The Observatory will analyze content of cases related to sensitive topics according to current regulations and will propose basic criteria to deal with such content, so that media production does not have negative impacts on society, as reported by the Argentine Journalism Forum (FOPEA, for its acronym in Spanish). However, the law doesn’t define “sensitive topics.”
FOPEA warned of the "dangerous ambiguity" of the observatory's criteria for monitoring media content, which it said could affect the plurality of voices and editorial lines.
"What worries us about the new law they made in the province of Santa Cruz, is that it is a government that has a very stigmatizing conception of journalism," Fernando Ruiz, president of FOPEA, told LatAm Journalism Review (LJR) . "It is a tool that can be used to persecute media and, above all, critical journalism."
According to the newspaper La Nación, the new structure of this system will be directed by a single person who will be elected by the governor. This scheme affects the independence of LU85 TV Channel 9, whose governing board had a union representation of workers and political minorities, and LU14 Radio Provincia will be under the new governing body as well.
The NGO Freedom of Expression + Democracy (LED), warned about the rapid approval of the Santa Cruz law and the interference of its provincial observatory with current regulations at the federal level.
"The Declaration of Principles on Freedom of Expression of the Inter-American Commission on Human Rights starts from the consideration that 'freedom of expression is not a concession of the States, but a fundamental right,'" the statement from the LED Foundation read.
Another organization that expressed concern about the creation of the observatory was the Association of Argentine Journalistic Entities (ADEPA).
ADEPA pointed out that this Santa Cruz oversight body is following the same line as the original project of the Observatory of Disinformation and Symbolic Violence (NODIO), launched at the federal level in October 2020. The objective of this observatory was "protecting citizens from false, malicious and fallacious news."
Daniel Dessein, president of the ADEPA press freedom commission, told LJR that the observatory of Santa Cruz generates a “clear risk to freedom of expression, insofar as it could be used by those in power or by some political faction to interfere in editorial lines.”

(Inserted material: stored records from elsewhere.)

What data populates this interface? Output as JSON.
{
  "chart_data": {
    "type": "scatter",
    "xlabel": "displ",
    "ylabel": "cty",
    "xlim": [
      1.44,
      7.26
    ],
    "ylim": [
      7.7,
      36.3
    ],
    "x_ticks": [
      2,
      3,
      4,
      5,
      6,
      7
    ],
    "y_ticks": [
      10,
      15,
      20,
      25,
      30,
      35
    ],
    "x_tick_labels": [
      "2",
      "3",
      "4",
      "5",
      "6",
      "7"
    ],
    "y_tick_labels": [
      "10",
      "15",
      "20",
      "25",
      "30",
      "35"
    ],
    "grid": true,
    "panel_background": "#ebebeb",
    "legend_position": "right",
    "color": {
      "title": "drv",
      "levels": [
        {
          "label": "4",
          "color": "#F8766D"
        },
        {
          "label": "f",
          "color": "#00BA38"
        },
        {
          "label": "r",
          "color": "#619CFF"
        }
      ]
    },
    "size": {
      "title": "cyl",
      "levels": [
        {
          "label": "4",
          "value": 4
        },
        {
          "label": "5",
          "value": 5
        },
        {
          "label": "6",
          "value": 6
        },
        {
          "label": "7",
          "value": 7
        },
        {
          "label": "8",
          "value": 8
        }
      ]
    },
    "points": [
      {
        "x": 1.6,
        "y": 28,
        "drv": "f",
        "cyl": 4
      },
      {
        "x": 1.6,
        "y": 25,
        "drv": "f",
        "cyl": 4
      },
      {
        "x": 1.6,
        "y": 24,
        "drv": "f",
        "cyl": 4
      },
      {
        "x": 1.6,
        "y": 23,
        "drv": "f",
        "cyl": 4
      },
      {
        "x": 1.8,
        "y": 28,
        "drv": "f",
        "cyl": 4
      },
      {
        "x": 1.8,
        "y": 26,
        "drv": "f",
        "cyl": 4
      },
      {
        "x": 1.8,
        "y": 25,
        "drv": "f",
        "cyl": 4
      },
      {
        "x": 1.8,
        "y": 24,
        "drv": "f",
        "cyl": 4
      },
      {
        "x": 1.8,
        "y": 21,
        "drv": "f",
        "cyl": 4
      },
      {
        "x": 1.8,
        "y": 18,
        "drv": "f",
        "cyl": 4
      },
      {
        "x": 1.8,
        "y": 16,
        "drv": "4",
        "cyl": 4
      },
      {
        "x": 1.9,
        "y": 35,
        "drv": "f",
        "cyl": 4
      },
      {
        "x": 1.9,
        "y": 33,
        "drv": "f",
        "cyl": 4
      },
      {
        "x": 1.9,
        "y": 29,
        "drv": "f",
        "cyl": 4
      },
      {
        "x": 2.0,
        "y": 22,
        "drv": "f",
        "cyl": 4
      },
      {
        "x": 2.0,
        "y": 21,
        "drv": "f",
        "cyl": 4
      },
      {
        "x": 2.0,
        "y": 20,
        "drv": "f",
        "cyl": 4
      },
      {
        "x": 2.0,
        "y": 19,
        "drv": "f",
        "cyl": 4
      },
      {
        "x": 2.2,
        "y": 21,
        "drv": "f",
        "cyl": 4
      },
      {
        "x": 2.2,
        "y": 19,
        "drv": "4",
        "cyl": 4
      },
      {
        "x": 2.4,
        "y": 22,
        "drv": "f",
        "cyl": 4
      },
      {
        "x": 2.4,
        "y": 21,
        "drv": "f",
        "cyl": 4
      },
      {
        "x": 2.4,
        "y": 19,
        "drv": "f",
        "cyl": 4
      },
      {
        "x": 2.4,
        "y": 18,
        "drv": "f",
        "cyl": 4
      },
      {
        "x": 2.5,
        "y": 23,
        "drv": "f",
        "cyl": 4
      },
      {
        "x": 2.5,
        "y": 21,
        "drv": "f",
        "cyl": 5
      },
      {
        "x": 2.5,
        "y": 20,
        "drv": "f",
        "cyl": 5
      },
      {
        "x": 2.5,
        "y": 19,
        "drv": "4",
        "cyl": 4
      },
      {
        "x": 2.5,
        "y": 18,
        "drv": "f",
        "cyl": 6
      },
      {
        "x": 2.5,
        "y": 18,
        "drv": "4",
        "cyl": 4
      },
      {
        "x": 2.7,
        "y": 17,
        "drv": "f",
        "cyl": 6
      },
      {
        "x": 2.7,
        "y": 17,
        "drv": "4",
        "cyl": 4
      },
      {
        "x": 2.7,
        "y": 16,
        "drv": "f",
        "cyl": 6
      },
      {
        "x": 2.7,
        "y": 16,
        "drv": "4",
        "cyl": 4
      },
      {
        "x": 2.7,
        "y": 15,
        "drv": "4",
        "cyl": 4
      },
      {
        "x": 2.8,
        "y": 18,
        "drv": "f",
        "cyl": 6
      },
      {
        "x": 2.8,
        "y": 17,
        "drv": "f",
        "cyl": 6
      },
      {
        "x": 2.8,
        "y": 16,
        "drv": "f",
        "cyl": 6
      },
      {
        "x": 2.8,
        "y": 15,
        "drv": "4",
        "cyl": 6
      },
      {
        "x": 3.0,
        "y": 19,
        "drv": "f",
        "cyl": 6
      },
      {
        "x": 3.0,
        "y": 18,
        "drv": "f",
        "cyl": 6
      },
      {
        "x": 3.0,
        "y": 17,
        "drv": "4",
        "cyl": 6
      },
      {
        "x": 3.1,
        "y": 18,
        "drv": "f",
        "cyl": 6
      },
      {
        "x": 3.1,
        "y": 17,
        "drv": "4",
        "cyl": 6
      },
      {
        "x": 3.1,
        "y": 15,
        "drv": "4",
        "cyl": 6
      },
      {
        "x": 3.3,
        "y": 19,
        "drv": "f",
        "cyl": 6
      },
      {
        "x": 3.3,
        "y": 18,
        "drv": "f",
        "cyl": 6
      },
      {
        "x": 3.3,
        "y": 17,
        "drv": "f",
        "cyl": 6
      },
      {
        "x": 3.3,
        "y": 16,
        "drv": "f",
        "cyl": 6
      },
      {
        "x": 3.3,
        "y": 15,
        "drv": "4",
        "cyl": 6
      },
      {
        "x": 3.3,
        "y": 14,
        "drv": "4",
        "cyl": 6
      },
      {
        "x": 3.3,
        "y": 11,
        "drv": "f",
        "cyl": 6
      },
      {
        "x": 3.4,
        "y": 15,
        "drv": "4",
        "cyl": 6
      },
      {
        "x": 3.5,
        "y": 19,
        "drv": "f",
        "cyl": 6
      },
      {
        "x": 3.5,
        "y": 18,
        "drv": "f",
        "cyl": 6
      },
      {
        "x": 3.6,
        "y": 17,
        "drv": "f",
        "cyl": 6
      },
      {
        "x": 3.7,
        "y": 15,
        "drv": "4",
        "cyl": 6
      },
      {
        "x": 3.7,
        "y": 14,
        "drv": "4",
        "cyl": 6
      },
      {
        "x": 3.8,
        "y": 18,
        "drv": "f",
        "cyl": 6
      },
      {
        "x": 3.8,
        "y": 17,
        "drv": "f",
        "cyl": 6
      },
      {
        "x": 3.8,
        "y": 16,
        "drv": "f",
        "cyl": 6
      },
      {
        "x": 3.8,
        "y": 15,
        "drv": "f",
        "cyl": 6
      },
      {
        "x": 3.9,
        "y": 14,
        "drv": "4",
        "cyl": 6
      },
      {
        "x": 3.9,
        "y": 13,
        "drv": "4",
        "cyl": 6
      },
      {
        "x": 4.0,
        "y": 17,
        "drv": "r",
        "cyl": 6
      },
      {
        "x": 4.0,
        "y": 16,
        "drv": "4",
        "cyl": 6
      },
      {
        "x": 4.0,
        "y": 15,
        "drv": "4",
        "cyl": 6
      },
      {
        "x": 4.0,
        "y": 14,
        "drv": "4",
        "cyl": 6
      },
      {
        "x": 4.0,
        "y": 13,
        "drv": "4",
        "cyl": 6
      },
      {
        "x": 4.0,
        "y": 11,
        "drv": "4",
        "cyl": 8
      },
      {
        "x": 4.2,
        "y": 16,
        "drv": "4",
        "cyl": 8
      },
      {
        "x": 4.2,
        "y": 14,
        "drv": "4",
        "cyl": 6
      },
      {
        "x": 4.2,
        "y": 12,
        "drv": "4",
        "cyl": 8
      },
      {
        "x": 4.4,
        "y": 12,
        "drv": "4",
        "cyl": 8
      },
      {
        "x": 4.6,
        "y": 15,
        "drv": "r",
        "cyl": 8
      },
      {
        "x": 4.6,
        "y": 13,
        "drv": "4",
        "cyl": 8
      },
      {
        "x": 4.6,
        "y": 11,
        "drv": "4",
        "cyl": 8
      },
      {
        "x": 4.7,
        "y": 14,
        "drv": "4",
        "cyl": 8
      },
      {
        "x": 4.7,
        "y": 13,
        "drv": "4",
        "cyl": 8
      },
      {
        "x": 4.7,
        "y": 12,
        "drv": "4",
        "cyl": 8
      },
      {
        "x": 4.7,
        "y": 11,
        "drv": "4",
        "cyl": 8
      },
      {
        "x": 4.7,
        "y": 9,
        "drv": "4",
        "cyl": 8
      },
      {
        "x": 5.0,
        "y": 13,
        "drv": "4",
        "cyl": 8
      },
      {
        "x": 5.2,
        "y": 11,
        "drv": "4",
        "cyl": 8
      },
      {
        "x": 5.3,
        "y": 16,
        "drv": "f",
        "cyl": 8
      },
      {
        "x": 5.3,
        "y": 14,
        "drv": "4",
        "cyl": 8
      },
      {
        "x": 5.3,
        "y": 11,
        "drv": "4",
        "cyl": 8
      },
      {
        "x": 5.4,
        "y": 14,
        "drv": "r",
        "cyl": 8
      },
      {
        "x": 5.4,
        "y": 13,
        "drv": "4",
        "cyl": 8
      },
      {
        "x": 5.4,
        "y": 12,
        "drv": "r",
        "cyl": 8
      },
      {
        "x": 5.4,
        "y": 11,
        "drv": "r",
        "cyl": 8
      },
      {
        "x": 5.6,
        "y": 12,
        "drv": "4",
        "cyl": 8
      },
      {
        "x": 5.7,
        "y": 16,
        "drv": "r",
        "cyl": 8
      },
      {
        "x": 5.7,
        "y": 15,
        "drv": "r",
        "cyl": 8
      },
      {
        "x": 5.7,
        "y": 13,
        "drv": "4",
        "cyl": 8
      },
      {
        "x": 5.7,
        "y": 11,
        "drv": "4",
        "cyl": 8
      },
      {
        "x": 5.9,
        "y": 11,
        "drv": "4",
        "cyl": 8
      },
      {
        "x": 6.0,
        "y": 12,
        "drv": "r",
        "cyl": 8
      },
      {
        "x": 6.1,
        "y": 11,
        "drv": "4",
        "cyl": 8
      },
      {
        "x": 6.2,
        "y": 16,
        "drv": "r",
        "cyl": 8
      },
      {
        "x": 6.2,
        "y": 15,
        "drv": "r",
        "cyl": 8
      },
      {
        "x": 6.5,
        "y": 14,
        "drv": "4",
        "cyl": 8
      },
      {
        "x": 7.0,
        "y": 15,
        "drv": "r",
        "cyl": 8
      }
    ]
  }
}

The mere existence of this space for surveillance and oversight of journalistic activity, Dessein pointed out, is in itself a condition that can generate self-censorship, inhibition, fear among journalists and in their activity, regardless of how it is used.
“It is a precedent that can be repeated in other provinces and that puts us on alert in some way. For now, nothing has been advanced, but it has already been approved, so at some point it will start to function,” Ruiz said.
"These types of institutes and creations produce an adverse climate for journalism and freedom of expression," Dessein emphasized.
LJR tried unsuccessfully to contact the Santa Cruz government offices.
Recently, Senator Óscar Parrilli suggested to the government of the current Argentine President Alberto Fernández to rethink a new media law, La Nación published.
According to Dessein, the Media Law that was approved in 2009 during the government of Cristina Fernández de Kirchner (2007-2015), was one of the most emblematic figures in a series of hostile measures of his government against the media.
During the government of Mauricio Macri (2015-2019), certain articles of the 2009 law that affected private property and freedom of expression were annulled, and some bodies created by the law were changed, Dessein said. "Parrilli maintains that we must recover that original spirit of the law."
However, Dessein considered that in recent years there has been a schooling in the political class in general, and in the journalistic industry that causes "antibodies or reflexes installed" to exist in the face of any setback in terms of freedom of expression. He cited the ruling of the Federal Court of Appeals of Mar del Plata in favor of investigative journalist Daniel Santoro as an example.
Santoro, editor of the judicial team of the newspaper El Clarín, was being prosecuted on alleged charges of espionage, extortion and coercion, as an alleged accomplice of Marcelo D’Alessio, one of his sources.